M. Winner, the dumbass who plays at being their boss, this must really piss him off. Serves him right. Mom told me he's already laid off some of the maids who are on strike, even though he's got no right. He fired this Vietnamese woman who works the same hours as Mom, for a false cause. It's really disgusting. He's going straight to hell and he's going to be hurting, he'll be making every kind of bodily gesture while shouting: "It's hot! It burns!" But who knows, in his private life M. Winner could be a nice guy who spends his time smiling, giving to charity, and chasing after people who park in handicapped spaces.
Maybe Mme Burlaud has it right when she says I can't stand it when someone passes judgment on me but that I do it all the time to other people. Except with M. Winner it's not so bad, because when I call him a bastard I have a minuscule margin of error.
***
There's a strike at school too. It's like everything around me has stopped. It's only been going on a few days but I feel like it's lasted forever. M. Loiseau, the principal, was mugged in the hall by a student from somewhere else. I wasn't there, but word is, this guy gassed M. Loiseau in the face with some teargas. That man has no luck at all. The one time he actually leaves his office to make sure the building is still standing, he gets gassed.

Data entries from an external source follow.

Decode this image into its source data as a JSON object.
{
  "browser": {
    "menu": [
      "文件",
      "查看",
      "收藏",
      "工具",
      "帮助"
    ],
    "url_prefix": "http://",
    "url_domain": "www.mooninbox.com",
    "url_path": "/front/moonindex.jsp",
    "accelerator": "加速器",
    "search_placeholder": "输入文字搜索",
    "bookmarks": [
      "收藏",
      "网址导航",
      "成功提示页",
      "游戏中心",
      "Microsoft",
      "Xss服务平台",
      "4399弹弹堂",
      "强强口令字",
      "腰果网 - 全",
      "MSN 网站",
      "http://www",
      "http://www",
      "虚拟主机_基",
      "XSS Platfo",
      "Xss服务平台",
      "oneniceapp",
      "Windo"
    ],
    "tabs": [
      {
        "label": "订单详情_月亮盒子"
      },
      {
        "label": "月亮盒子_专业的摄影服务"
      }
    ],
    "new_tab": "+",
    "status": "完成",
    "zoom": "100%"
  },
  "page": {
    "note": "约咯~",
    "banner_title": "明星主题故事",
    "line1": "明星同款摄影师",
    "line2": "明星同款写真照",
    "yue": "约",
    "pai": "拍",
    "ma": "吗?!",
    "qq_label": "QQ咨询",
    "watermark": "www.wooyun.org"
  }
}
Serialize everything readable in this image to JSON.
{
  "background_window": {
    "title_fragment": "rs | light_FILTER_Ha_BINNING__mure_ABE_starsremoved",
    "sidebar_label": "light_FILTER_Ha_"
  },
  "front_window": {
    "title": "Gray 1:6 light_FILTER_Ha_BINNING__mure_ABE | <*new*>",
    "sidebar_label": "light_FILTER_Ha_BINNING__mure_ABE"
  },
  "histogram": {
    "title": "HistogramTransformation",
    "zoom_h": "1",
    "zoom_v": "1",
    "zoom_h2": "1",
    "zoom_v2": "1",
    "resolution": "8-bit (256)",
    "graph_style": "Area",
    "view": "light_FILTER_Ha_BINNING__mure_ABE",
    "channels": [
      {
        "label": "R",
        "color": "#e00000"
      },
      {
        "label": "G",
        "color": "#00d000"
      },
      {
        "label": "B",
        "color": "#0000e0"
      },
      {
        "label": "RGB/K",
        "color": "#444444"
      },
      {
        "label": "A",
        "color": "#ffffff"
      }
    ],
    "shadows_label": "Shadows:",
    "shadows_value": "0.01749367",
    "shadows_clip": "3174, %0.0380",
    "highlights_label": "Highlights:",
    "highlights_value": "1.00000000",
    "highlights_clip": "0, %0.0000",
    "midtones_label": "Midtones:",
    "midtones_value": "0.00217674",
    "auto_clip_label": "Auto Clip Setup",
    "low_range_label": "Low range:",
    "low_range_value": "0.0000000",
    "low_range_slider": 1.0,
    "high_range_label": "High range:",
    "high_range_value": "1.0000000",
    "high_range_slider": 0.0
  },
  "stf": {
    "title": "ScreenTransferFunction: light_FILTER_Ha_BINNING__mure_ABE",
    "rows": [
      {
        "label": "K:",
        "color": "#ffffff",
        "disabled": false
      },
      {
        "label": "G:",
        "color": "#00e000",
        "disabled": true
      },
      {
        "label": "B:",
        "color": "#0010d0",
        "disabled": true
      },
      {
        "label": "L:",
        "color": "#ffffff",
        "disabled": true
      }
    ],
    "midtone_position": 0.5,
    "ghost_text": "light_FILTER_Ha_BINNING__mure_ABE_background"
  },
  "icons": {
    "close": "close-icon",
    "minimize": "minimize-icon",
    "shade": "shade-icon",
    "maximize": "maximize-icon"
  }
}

Ever since, it's total misery at school. Three quarters of the teachers no longer bother teaching class. Mme Benbarchiche's even been sticking up posters everywhere that say: NO MORE VIOLENCE! or some other pseudo-shock-value slogans, all worthy of a road-safety campaign. It's funny because since the start of the strike, she's been super active. It would be kind of nice if she put as much energy into her classes as she does into her posters. Could be that she's a secret militant. Hard core. A woman with a real political conscience. From time to time she might even send the occasional check to Chirac's UMP party, even if she doesn't look like she'd be the type, with her crow black dyed hair and her fuchsia lipstick.
***
The only one who isn
't on strike is Monsieur Lefèvre, the one who talks like Pierre Bellemare, that presenter from the old home shopping channel. For him, this strike is all a sham, and the attack on M. Loiseau is just an easy excuse for all these deadbeat teachers to be even lazier.
Me, I think what's happened is serious. I'm not saying M. Loiseau is the nicest guy in the zip code, but, still, things shouldn't have gone down like that. And even before he was gassed, it's wrong that Loiseau only really felt safe in his office.
Whatever, not many students support the strike. It's like most of them think it won't make any difference and that we're hopelessly screwed anyhow...
Last week, Mme DuThingy, the social worker from city hall, came back to the house. This woman, she's really a shit-stirrer. Mom had hardly opened the door when she flashed her perfect white teeth and started up:
"Oh dear, you don't look so good ... oooh la la."
Bet the reason she's all busting out is because she just finished that course of twelve free tanning sessions she got for being such a good customer at that health-and-beauty salon Pretty Kisser. Oh and then she went around our apartment at least ten times like she was visiting the catacombs or something.
"You really should think about changing the joint on the kitchen faucet."
She said it with that superior air she knows how to take on way too easily. I wonder if she didn't choose this career because it makes her feel better to busy herself with other people's misery. Mom went to all the effort of making mint tea for her, but she barely took a sip.